Le 1er avril 1915, le régiment quitte Rembercourt à 9h et se dirige vers Ippecourt où il arrive en début d’après-midi pour y cantonner.
Le 2 avril, il quitte Ippécourt et se dirige vers Thierville où il arrive le midi et y cantonne.
Le 3 avril, le départ de Thierville a lieu à 6h pour arriver à Thillot où le régiment se repose l’après-midi.

Le soir, le régiment se rend aux abris du bois la Dame où il arrive durant la nuit.
Le 5 avril, c’est en ce lundi de Pâques que le régiment se prépare à l’attaque sous un très mauvais temps.
C’est le 1er bataillon du commandant Rouvin qui attaquera la côte 209 située au sud-ouest du bois, le 3e bataillon sera placé en appui sur la gauche tandis que le 2e restera en réserve.
A 14h15, l’attaque commence sous un feu nourri d’artillerie et de mitrailleuses, la progression est de 600m.

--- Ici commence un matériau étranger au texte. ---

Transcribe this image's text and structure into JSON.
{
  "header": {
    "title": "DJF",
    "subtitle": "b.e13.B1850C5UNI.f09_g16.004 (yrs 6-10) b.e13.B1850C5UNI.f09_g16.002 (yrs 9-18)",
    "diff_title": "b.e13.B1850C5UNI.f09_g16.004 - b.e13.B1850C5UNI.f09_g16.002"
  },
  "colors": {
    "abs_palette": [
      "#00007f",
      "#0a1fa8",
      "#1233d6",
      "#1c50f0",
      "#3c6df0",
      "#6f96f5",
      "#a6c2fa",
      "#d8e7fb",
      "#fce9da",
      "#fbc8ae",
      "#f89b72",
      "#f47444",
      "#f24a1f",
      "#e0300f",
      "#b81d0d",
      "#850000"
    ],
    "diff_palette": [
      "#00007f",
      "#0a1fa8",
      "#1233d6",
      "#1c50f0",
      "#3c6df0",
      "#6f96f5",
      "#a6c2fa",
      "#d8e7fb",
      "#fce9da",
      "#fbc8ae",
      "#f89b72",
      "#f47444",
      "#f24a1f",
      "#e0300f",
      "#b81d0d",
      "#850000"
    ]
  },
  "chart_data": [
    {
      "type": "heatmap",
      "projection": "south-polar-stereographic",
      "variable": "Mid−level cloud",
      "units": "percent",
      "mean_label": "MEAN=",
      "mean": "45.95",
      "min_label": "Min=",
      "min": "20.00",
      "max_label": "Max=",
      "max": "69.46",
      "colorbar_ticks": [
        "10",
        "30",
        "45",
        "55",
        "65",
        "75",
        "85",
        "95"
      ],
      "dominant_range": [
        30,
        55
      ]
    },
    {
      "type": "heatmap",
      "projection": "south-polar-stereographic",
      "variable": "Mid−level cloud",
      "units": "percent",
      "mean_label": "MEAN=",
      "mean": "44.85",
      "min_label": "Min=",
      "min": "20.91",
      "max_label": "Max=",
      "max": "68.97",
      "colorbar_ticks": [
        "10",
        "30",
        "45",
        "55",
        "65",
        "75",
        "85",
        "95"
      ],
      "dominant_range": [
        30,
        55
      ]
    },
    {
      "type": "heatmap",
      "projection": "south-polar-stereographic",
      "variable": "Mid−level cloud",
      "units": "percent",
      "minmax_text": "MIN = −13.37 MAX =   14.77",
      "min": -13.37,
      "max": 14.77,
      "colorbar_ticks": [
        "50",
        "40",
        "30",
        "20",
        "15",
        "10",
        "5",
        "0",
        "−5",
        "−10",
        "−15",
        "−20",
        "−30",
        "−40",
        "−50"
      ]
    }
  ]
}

Vers 19h, une seconde attaque a lieu, le réseau de fils de fer étant resté intact, les compagnies restent sur place et subissent des pertes importantes.
Le 6 avril, comme il est toujours impossible de franchir le réseau aussi, dès la nuit, l’artillerie procède à des tirs de destruction qui permettent alors le passage.
Voici les noms de quelques blessés : caporal Fournier Jules - lieutenant Moret - chef de bataillon Rouvin…
Les soldats tués : Demolliens Georges - Debaecker Albert - François Alcide – Houpline Victor – Lemaire Charles…
Les soldats disparus : Gaymay Gabriel – Moguet Emile – Boucry Juste – Delecroix Louis – Gerdot Albert – caporal Lerouge François…
Le bois la Dame est situé à l’est de Braquis et bien au sud d’Etain. Certains soldats reposent dans la nécropole nationale de Buzy-Darmont située un peu plus à l’est du bois.